More than half of reverse intertrochanteric fractures can’t be fixed with closed methods—but knowing why (predictors) and how (techniques) to reduce them can help surgeons improve outcomes. The study’s findings are a key step toward better care for patients with these challenging fractures.

References

  1. Bhandari M, Swiontkowski M. Management of acute hip fracture. New England Journal of Medicine 2017;377:2053–2062.

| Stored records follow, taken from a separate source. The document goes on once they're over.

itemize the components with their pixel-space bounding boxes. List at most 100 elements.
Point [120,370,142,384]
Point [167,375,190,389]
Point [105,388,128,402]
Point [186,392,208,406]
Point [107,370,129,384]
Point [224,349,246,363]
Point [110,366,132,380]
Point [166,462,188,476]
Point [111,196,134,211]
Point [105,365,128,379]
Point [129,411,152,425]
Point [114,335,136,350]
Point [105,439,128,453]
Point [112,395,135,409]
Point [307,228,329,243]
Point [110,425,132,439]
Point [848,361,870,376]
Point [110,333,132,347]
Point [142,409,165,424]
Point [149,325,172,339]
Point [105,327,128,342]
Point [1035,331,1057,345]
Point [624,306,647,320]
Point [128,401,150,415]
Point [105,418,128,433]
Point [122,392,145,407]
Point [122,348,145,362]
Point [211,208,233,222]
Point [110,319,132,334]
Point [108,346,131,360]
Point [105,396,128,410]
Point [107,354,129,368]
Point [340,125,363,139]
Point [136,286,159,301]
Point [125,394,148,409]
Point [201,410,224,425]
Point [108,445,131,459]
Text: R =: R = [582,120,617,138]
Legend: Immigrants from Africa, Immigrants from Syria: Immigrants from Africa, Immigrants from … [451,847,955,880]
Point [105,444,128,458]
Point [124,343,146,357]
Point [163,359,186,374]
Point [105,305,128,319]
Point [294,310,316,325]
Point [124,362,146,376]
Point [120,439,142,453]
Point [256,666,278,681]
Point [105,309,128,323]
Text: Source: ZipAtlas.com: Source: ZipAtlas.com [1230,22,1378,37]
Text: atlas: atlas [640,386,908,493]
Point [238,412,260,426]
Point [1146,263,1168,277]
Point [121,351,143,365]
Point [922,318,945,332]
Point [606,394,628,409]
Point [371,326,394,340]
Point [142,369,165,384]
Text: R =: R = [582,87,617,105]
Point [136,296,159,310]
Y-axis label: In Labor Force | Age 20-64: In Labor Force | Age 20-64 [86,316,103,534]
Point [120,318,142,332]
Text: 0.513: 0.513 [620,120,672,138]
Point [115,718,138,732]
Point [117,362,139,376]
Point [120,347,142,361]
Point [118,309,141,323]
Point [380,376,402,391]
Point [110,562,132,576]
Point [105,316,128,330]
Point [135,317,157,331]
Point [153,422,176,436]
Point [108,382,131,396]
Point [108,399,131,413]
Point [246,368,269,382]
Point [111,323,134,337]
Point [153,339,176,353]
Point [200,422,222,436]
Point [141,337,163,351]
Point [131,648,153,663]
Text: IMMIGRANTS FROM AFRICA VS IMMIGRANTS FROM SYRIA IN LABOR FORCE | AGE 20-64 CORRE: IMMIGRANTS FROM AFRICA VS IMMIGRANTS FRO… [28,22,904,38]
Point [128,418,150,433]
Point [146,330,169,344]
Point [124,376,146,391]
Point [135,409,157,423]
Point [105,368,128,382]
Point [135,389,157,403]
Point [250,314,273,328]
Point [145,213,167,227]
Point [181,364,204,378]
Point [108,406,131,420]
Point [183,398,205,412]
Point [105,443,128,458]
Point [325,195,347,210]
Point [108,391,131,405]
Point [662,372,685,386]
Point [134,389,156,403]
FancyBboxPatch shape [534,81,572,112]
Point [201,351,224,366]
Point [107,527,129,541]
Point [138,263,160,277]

  2. Moehring HD, Nowinski GP, Chapman MW, Voigtlander JP. Irreducible intertrochanteric fractures of the femur. Clinical Orthopaedics and Related Research 1997;339:197–199.
  3. Kim Y, Dheep K, Lee J, et al. Hook leverage technique for reduction of intertrochanteric fracture. Injury 2014;45:1006–1010.
  4. Gotfried Y. The lateral trochanteric wall: a key element in the reconstruction of unstable pertrochanteric hip fractures. Clinical Orthopaedics and Related Research 2004;425:82–86.